UPDATED 11:50 EST / MAY 11 2012

NEWS

Adobe Addresses Vulnerabilities in Defense Industry, Recommends Upgrades

Flash Player vulnerabilities are pretty much one of the most common issues that everyone who uses a web browser faces. A recent attack via custom crafted e-mails with malicious attachments infected Adobe Flash Player on Internet Explorer for Windows platforms and targeted defense-related businesses. Alarming as it is, any intrusion on the line of this industry may not only expose trade secrets, but also place nations’ welfare and physical and virtual security at high risk. But, Adobe was relatively quick to respond and released a security bulletin to rebuild the confidence of the users in the system and updated Flash Player version.

Affected versions of the recent attacks include Adobe Flash Player 11.2.202.233 and earlier versions for Windows, Macintosh and Linux operating systems and Adobe Flash Player 11.1.115.7 and earlier versions for Android 4.x, and Adobe Flash Player 11.1.111.8 and earlier versions for Android 3.x and 2.x. In a Symantec blog post, the security giant provided details on the attacks and how these are aimed at the manufacturers of products used by the defense industry: “The malicious documents contain an embedded reference to a malicious Flash file hosted on a remote server. When the Flash file is acquired and opened, it sprays the heap with shellcode and triggers the CVE-2012-0779 exploit. Once the shellcode gains control, it looks for the payload in the original document, decrypts it, drops it to disk, and executes it.”

SecurityWeek also noted a statement from the cloud, virtual and mobile security solutions provider: “The malware authors created several junk documents for such display. Some used scraps of information from public press releases and some were written with the pretext of inviting the recipient to conferences. Others contained random data.”

Adobe recommends existing users of Adobe Flash Player 11.2.202.233 and earlier versions for Windows, Macintosh and Linux to update to Adobe Flash Player 11.2.202.235. Users of Adobe Flash Player 11.1.115.7 and earlier versions on Android 4.x devices are advised to upgrade to Adobe Flash Player 11.1.115.8. Users of Adobe Flash Player 11.1.111.8 and update earlier versions for Android 3.x and earlier versions should to Flash Player 11.1.111.9. Google Chrome was updated automatically, thus, no user action is deemed critical.

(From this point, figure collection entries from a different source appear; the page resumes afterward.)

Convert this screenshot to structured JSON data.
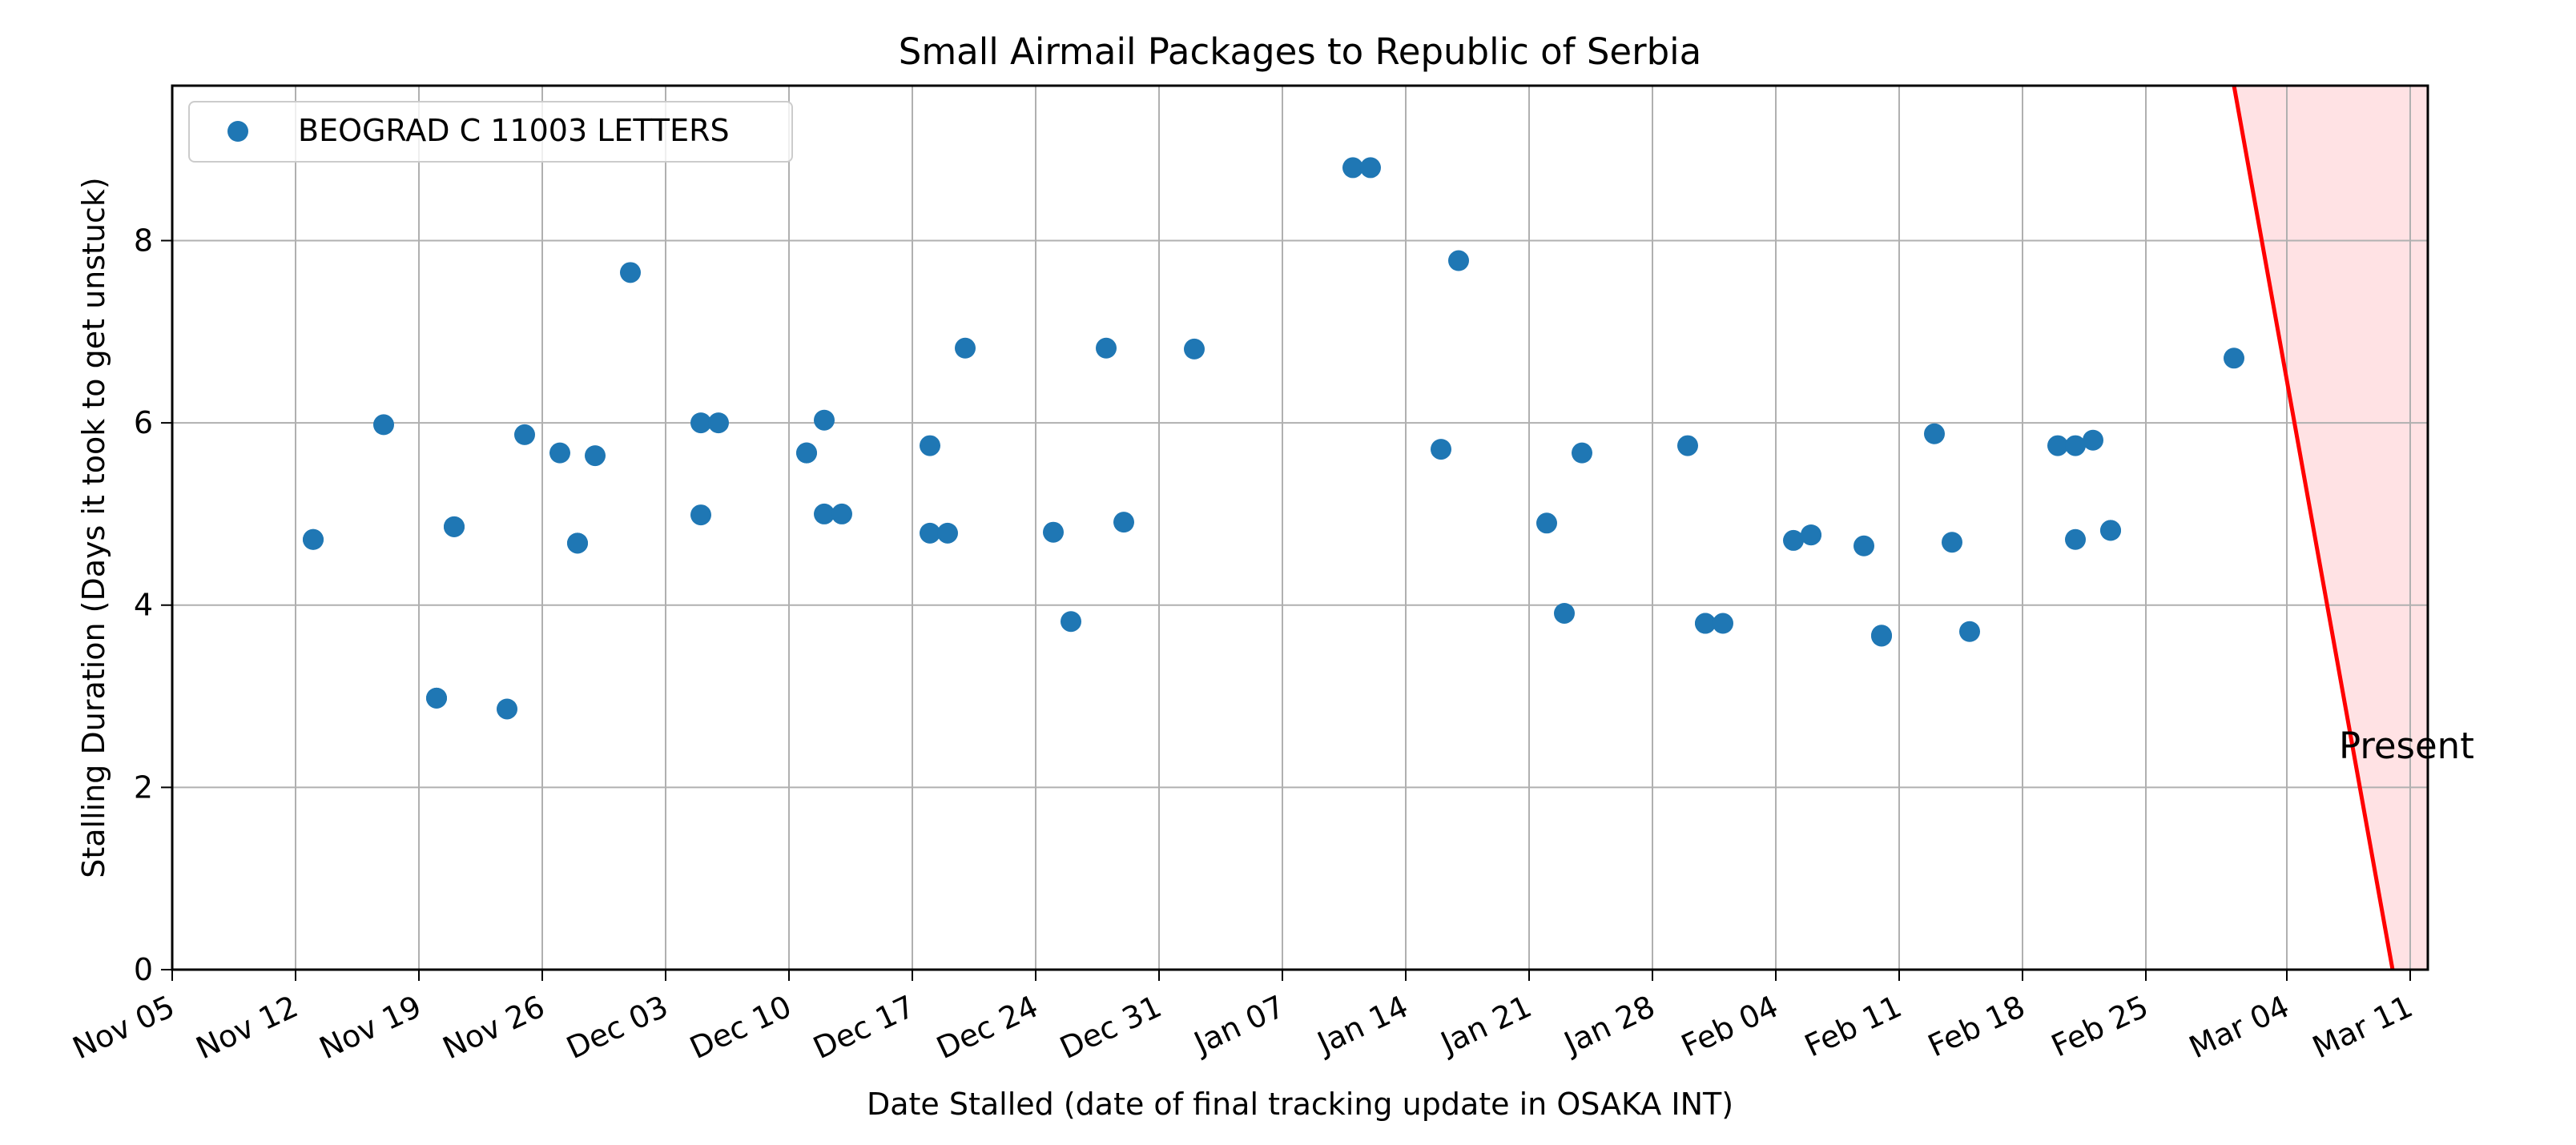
{
  "chart_data": {
    "type": "scatter",
    "title": "Small Airmail Packages to Republic of Serbia",
    "xlabel": "Date Stalled (date of final tracking update in OSAKA INT)",
    "ylabel": "Stalling Duration (Days it took to get unstuck)",
    "x_range": [
      "Nov 05",
      "Mar 12"
    ],
    "ylim": [
      0,
      9.7
    ],
    "x_ticks": [
      "Nov 05",
      "Nov 12",
      "Nov 19",
      "Nov 26",
      "Dec 03",
      "Dec 10",
      "Dec 17",
      "Dec 24",
      "Dec 31",
      "Jan 07",
      "Jan 14",
      "Jan 21",
      "Jan 28",
      "Feb 04",
      "Feb 11",
      "Feb 18",
      "Feb 25",
      "Mar 04",
      "Mar 11"
    ],
    "y_ticks": [
      0,
      2,
      4,
      6,
      8
    ],
    "grid": true,
    "legend_position": "top-left",
    "point_color": "#1f77b4",
    "present_color": "#ff0000",
    "present_fill": "#ffe2e4",
    "present_label": "Present",
    "present_line": {
      "top": "Mar 01",
      "bottom": "Mar 10"
    },
    "series": [
      {
        "name": "BEOGRAD C 11003 LETTERS",
        "points": [
          [
            "Nov 13",
            4.72
          ],
          [
            "Nov 13",
            4.72
          ],
          [
            "Nov 17",
            5.98
          ],
          [
            "Nov 20",
            2.98
          ],
          [
            "Nov 20",
            2.98
          ],
          [
            "Nov 21",
            4.86
          ],
          [
            "Nov 21",
            4.86
          ],
          [
            "Nov 24",
            2.86
          ],
          [
            "Nov 25",
            5.87
          ],
          [
            "Nov 27",
            5.67
          ],
          [
            "Nov 28",
            4.68
          ],
          [
            "Nov 28",
            4.68
          ],
          [
            "Nov 29",
            5.64
          ],
          [
            "Dec 01",
            7.65
          ],
          [
            "Dec 05",
            6.0
          ],
          [
            "Dec 05",
            4.99
          ],
          [
            "Dec 06",
            6.0
          ],
          [
            "Dec 11",
            5.67
          ],
          [
            "Dec 11",
            5.67
          ],
          [
            "Dec 12",
            6.03
          ],
          [
            "Dec 12",
            5.0
          ],
          [
            "Dec 13",
            5.0
          ],
          [
            "Dec 18",
            5.75
          ],
          [
            "Dec 18",
            4.79
          ],
          [
            "Dec 19",
            4.79
          ],
          [
            "Dec 20",
            6.82
          ],
          [
            "Dec 25",
            4.8
          ],
          [
            "Dec 26",
            3.82
          ],
          [
            "Dec 28",
            6.82
          ],
          [
            "Dec 29",
            4.91
          ],
          [
            "Jan 02",
            6.81
          ],
          [
            "Jan 11",
            8.8
          ],
          [
            "Jan 12",
            8.8
          ],
          [
            "Jan 16",
            5.71
          ],
          [
            "Jan 17",
            7.78
          ],
          [
            "Jan 22",
            4.9
          ],
          [
            "Jan 23",
            3.91
          ],
          [
            "Jan 24",
            5.67
          ],
          [
            "Jan 30",
            5.75
          ],
          [
            "Jan 31",
            3.8
          ],
          [
            "Jan 31",
            3.8
          ],
          [
            "Feb 01",
            3.8
          ],
          [
            "Feb 05",
            4.71
          ],
          [
            "Feb 06",
            4.77
          ],
          [
            "Feb 06",
            4.77
          ],
          [
            "Feb 09",
            4.65
          ],
          [
            "Feb 10",
            3.67
          ],
          [
            "Feb 10",
            3.66
          ],
          [
            "Feb 13",
            5.88
          ],
          [
            "Feb 14",
            4.69
          ],
          [
            "Feb 15",
            3.71
          ],
          [
            "Feb 20",
            5.75
          ],
          [
            "Feb 21",
            5.75
          ],
          [
            "Feb 21",
            4.72
          ],
          [
            "Feb 22",
            5.81
          ],
          [
            "Feb 23",
            4.82
          ],
          [
            "Feb 23",
            4.82
          ],
          [
            "Mar 01",
            6.71
          ]
        ]
      }
    ]
  }
}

This was not the first time that Adobe had to firefight a security concern. It was in December of the previous year when researchers at the Lockheed Martin Computer Incident Response Team (CRT) and members of the Defense Security Information Exchange discovered that a number of Adobe products are being exploited by hackers. Engineers at Adobe were quick to respond and promised resolution within a week’s time. It was also the same time when Symantec confirmed an attack of Trojan Sykipot against defense contractors. Together with other companies, defense contractors also phishing attempts circulating using maliciously coded e-mails containing infected PDF documents.

Adobe launched an improved Flash Player in February but insecurities are reported to still be existing and threatening the system once aggravated of fueled by malicious attacks. Just recently, Microsoft patched a zero-day flaw in Hotmail.